While the debate rages over whether companies such as GEO Care are part of the problem or the solution to the many challenges of the U.S. penal system, Colton is intensifying his preparation for his new life. He will spend less than two more months in Graceville before being released.
“He’ll continue to meet with me every other Monday. We’ll discuss any concerns or questions that come up, any kind of support needs,” says Katherine Grady, his COC caseworker. Colton will also be eligible for post-release services such as help getting his Social Security card, his birth certificate, a resume, and a Florida ID.
Colton traces some of his early troubles to abuses he suffered while growing up in foster homes. But he believes he is ready to make it on his own this time.

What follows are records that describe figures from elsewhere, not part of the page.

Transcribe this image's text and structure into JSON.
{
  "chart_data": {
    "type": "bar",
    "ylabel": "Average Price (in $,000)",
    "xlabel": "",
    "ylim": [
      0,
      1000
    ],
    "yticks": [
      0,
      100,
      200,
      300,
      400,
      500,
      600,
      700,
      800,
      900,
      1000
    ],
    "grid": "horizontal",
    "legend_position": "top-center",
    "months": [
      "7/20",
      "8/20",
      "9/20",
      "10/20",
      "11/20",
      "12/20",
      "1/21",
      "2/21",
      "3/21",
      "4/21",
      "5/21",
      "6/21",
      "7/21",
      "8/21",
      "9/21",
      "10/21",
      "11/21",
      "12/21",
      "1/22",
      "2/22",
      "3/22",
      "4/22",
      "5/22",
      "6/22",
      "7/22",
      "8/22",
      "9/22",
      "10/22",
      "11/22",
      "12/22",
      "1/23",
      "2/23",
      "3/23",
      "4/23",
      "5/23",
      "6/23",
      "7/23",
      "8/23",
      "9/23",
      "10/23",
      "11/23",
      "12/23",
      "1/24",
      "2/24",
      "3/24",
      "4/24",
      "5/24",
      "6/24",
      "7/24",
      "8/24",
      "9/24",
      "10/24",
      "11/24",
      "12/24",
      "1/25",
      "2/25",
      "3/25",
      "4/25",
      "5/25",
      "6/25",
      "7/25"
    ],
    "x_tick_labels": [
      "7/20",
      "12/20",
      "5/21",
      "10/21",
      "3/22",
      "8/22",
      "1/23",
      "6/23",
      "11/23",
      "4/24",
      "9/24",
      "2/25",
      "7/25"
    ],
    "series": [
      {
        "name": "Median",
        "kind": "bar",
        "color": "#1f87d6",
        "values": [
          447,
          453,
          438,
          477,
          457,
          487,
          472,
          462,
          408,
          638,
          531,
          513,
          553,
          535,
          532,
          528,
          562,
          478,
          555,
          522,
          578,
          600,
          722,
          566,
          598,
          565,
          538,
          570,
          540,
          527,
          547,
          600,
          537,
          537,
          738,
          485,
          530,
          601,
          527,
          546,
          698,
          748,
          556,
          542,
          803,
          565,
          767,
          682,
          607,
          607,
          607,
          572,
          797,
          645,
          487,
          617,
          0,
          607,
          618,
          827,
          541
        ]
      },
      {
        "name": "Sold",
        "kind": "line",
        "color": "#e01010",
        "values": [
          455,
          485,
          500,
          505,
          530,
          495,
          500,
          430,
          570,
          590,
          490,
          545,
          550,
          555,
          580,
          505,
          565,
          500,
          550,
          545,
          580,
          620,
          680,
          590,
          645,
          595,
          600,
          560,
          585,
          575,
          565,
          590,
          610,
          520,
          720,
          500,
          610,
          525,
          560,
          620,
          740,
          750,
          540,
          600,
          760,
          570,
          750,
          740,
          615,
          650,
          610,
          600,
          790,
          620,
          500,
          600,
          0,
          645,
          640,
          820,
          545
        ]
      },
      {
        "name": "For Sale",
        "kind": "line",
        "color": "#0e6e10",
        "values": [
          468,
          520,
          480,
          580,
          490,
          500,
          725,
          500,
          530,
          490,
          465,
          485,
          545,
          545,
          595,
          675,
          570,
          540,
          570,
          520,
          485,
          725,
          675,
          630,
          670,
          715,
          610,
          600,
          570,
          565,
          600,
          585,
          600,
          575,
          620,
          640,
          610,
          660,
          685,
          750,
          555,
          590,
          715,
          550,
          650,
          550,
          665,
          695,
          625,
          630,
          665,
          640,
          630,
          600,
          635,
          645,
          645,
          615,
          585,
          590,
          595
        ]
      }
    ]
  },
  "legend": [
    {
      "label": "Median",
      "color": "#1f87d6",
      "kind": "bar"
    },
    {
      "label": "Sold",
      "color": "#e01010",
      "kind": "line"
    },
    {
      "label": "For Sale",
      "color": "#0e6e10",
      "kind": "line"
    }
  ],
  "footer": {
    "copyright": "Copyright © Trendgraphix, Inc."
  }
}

“At this moment I have no concerns. I believe I’m going to succeed and I’m going to be successful with the help I get from here, from Graceville,” he said. “I see my future now. At first I didn’t, but now I do…I have a whole different perspective on life now.”
GEO does not cast itself as the sole answer to the dysfunction in the nation’s prison system; nor does it compare itself to other prison systems or prison operators. For example, Schofield explained that the decrease in recidivism over the last three years is strictly one that GEO representatives have monitored among GEO’s own population. Nonetheless, he says, the company’s COC programs merit consideration in a wider effort at prison reform.
He concludes, “Don’t think of us as a private prison company. Think of us as a solutions provider.”